British-Indian sculptor sparks uproar in France with 'queen's vagina'
British-Indian sculptor Anish Kapoor has sparked an uproar in France by installing a huge work he has called a "queen's vagina" in the stately grounds of the Palace of Versailles
Paris: British-Indian sculptor Anish Kapoor has sparked an uproar in France by installing a huge work he has called a "queen's vagina" in the stately grounds of the Palace of Versailles.
The 60-metre (200-foot) long, 10-metre (33-foot) high steel-and-rock abstract sculpture, resembling a funnel in the form of an orifice, is set up in the garden aimed directly at the royal chateau, which attracts five million tourists a year.
Kapoor, 61, has titled the work "Dirty Corner". It is part of an exhibition of his work in the grounds of the 17th century palace that opens on Tuesday and runs until November.
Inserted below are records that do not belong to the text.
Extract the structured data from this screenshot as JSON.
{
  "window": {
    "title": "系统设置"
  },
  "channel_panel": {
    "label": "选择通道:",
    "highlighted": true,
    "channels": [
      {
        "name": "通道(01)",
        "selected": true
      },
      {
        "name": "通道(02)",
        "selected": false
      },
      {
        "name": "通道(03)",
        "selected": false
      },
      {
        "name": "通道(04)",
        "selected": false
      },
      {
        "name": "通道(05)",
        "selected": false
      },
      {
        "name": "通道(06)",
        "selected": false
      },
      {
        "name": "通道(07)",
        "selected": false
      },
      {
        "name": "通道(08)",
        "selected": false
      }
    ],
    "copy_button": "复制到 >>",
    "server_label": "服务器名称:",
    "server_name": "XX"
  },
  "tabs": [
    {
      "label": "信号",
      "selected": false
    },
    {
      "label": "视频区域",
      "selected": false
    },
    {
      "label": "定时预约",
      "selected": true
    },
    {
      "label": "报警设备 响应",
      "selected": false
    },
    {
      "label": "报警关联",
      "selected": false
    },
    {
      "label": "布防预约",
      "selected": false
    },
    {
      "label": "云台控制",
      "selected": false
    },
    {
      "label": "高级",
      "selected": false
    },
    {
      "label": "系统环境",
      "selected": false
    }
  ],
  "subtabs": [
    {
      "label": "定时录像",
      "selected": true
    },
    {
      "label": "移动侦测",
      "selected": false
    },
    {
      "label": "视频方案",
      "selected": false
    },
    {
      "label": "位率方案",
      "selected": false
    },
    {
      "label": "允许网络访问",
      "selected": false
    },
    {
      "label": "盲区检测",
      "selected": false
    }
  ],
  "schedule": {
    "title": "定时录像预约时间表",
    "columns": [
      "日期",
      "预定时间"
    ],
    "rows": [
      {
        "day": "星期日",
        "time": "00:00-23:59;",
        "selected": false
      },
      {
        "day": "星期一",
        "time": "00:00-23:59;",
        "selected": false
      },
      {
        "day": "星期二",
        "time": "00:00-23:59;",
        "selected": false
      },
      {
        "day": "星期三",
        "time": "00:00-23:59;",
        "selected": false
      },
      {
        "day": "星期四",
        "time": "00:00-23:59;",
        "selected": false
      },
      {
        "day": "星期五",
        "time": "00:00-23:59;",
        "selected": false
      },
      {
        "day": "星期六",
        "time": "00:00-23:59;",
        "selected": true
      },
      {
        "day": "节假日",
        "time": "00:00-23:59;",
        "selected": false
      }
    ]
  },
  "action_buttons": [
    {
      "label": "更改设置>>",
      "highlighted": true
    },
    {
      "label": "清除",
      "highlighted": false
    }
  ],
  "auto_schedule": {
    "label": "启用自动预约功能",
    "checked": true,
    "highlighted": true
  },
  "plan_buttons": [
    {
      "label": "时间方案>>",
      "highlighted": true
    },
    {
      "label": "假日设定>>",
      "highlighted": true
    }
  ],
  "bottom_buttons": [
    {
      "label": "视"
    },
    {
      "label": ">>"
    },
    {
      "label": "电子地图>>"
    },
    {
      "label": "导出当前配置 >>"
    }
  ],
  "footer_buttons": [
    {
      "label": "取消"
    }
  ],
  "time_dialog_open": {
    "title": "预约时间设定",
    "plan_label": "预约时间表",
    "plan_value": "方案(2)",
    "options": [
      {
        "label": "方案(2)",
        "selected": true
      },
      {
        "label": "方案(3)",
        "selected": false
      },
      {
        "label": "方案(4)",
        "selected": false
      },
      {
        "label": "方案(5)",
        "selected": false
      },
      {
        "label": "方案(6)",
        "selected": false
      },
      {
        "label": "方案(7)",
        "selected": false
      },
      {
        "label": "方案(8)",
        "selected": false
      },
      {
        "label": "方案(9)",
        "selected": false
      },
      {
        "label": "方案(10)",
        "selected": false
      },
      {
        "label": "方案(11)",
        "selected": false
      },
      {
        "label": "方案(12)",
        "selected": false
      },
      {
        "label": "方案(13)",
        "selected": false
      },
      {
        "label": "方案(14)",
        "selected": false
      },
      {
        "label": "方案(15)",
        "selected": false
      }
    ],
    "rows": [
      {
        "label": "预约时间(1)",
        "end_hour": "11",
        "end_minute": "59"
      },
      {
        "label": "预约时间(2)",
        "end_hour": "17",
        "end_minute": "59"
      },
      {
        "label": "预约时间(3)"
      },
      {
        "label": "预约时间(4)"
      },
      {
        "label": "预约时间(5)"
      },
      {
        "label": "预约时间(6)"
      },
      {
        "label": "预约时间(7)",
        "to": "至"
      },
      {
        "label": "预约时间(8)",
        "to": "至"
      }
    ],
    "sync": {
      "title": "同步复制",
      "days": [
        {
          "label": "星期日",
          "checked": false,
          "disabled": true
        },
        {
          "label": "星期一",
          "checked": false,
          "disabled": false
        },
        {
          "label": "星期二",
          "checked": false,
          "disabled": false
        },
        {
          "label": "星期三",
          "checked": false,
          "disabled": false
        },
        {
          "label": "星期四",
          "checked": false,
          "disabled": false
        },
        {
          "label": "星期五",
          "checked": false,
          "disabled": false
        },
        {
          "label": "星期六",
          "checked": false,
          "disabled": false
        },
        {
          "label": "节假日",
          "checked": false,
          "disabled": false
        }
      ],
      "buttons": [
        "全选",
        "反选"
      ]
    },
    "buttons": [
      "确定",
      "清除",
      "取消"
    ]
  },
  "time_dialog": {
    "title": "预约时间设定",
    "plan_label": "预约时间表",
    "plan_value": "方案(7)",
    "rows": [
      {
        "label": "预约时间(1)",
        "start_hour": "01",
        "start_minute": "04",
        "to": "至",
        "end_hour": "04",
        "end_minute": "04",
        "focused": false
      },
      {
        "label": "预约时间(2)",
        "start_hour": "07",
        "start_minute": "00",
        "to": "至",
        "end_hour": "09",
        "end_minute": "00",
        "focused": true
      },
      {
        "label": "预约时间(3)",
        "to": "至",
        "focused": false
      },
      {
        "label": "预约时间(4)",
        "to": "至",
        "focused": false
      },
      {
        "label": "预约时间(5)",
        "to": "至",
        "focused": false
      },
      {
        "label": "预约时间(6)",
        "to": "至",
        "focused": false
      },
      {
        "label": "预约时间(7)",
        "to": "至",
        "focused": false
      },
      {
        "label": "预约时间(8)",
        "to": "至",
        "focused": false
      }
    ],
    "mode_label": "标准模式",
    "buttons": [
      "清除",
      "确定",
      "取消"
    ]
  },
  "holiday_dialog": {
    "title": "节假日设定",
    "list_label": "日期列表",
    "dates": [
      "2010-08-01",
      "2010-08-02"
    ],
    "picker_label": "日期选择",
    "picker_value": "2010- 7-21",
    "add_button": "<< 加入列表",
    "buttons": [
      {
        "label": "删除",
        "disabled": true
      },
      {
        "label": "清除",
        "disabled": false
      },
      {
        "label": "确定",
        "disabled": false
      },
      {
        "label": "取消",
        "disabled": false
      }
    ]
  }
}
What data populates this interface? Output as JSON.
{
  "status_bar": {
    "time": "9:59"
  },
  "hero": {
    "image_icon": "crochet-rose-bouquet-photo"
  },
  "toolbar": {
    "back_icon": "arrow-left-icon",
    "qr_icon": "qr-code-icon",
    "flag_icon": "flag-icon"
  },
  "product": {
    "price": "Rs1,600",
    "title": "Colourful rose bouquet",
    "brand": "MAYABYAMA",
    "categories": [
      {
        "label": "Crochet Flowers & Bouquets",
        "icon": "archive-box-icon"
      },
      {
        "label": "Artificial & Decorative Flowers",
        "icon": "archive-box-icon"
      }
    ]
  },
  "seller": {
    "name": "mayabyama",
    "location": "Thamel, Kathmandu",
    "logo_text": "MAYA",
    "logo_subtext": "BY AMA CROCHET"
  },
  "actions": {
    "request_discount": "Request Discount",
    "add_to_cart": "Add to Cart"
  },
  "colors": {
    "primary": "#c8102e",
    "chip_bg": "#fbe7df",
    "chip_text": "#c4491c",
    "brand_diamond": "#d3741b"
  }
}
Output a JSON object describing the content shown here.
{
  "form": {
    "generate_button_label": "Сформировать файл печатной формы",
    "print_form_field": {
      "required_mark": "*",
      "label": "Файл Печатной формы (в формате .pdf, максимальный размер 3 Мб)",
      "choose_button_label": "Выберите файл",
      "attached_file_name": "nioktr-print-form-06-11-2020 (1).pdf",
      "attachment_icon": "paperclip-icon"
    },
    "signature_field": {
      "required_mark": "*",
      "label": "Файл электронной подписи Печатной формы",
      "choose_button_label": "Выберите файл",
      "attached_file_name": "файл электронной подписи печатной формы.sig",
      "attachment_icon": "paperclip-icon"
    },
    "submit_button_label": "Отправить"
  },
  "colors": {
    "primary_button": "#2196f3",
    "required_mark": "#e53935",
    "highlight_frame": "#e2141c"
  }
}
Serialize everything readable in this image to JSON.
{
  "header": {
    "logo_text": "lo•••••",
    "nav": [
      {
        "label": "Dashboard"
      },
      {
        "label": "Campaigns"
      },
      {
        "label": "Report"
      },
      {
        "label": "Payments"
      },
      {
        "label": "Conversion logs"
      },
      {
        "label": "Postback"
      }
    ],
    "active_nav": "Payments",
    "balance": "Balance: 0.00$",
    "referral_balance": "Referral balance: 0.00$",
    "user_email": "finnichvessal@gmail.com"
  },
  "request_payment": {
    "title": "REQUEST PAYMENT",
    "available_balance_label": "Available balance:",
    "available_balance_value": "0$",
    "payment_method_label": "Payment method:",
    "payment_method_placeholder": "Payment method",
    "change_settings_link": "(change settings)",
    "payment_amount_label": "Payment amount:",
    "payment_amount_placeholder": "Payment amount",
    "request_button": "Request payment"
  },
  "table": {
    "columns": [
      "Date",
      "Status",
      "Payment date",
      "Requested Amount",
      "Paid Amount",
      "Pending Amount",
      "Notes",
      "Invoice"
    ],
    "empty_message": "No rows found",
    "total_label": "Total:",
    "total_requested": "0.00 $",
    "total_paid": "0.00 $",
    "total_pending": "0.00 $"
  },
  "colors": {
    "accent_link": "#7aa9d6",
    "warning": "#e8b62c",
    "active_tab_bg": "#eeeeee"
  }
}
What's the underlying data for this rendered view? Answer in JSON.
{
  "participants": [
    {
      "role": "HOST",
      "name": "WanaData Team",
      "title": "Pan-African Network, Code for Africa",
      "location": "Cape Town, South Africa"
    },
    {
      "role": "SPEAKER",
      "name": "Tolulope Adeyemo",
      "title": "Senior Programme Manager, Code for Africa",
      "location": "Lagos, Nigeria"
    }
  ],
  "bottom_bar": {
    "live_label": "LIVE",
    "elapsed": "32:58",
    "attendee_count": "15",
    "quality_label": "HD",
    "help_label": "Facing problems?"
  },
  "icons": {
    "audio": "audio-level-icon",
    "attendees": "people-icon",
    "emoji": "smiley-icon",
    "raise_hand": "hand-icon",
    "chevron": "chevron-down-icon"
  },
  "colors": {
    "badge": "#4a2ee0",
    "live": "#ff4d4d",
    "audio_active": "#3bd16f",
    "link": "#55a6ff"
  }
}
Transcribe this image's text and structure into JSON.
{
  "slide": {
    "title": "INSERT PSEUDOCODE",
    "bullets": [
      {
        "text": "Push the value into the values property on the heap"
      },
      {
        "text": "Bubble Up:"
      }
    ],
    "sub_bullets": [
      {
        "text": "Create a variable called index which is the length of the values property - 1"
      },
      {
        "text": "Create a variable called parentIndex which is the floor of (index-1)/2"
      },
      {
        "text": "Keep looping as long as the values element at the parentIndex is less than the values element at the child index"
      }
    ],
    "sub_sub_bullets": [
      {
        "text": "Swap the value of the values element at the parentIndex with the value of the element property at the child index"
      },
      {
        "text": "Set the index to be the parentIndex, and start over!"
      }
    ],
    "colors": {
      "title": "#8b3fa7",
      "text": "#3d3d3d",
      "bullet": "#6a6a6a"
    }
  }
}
Some French media outlets expressed unease at the level of provocation unleashed by Kapoor.
"Anish Kapoor provokes a scandal," said the website of radio station Europe 1. The conservative daily Le Figaro saw the work as an effort "to use Versailles as an object of contrast between two types of art": the contemporary style of Kapoor and the centuries-old elegance of the French court.
Others came running to the artist's defence. Les Inrocks, a youth pop culture magazine, said only a "fascist" circle of commentators was against the sculpture.